Nemesis is a myth

Max Planck researchers refutes the claim that Earth is periodically hit by asteroids or comets

August 01, 2011

Danger looms from out of space: asteroids and comets are a threat to our planet. The history of Earth has always been punctuated by cosmic catastrophes. Several studies have claimed to have found periodic variations, with the probability of giant impacts increasing and decreasing in a regular pattern. Now a new analysis by Coryn Bailer-Jones from the Max Planck Institute for Astronomy (MPIA) shows those simple periodic patterns to be statistical artifacts. His results indicate either that the Earth is as likely to suffer a major impact now as it was in the past, or that there has been a slight increase impact rate events over the past 250 million years

An elevation map of the map, reconstructed from satellite data. On this type of maps, the crater can be seen much more clearly than on an ordinary satellite image.
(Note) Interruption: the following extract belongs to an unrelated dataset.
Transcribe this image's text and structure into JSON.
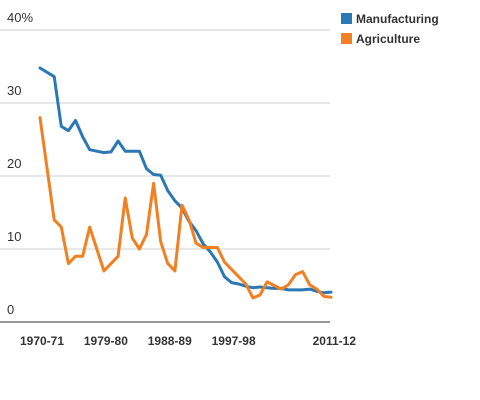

For MPIA's Coryn-Bailer-Jones, these results are evidence not of undiscovered cosmic phenomena, but of subtle pitfalls of traditional (“frequentist”) statistical reasoning. Bailer-Jone: “There is a tendency for people to find patterns in nature that do not exist. Unfortunately, in certain situations traditional statistics plays to that particular weakness.”

That is why, for his analysis, Bailer-Jones chose an alternative way of evaluating probabilities (“Bayesian statistics”), which avoids many of the pitfalls that hamper the traditional analysis of impact crater data. He found that simple periodic variations can be confidently ruled out. Instead, there is a general trend: From about 250 million years ago to the present, the impact rate, as judged by the number of craters of different ages, increases steadily.

There are two possible explanations for this trend. Smaller craters erode more easily, and older craters have had more time to erode away. The trend could simply reflect the fact that larger, younger craters are easier for us to find than smaller, older ones. “If we look only at craters larger than 35 km  and younger than 400 million years, which are less affected by erosion and infilling, we find no such trend,” Bailer-Jones explains.

On the other hand, at least part of the increasing impact rate could be real. In fact, there are analyses of impact craters on the Moon, where there are no natural geological processes leading to infilling and erosion of craters, that point towards just such a trend.

Whatever the reason for the trend, simple periodic variations such as those caused by Nemesis are laid to rest by Bailer-Jones' results. “From the crater record there is no evidence for Nemesis. What remains is the intriguing question of whether or not impacts have become ever more frequent over the past 250 million years,” he concludes.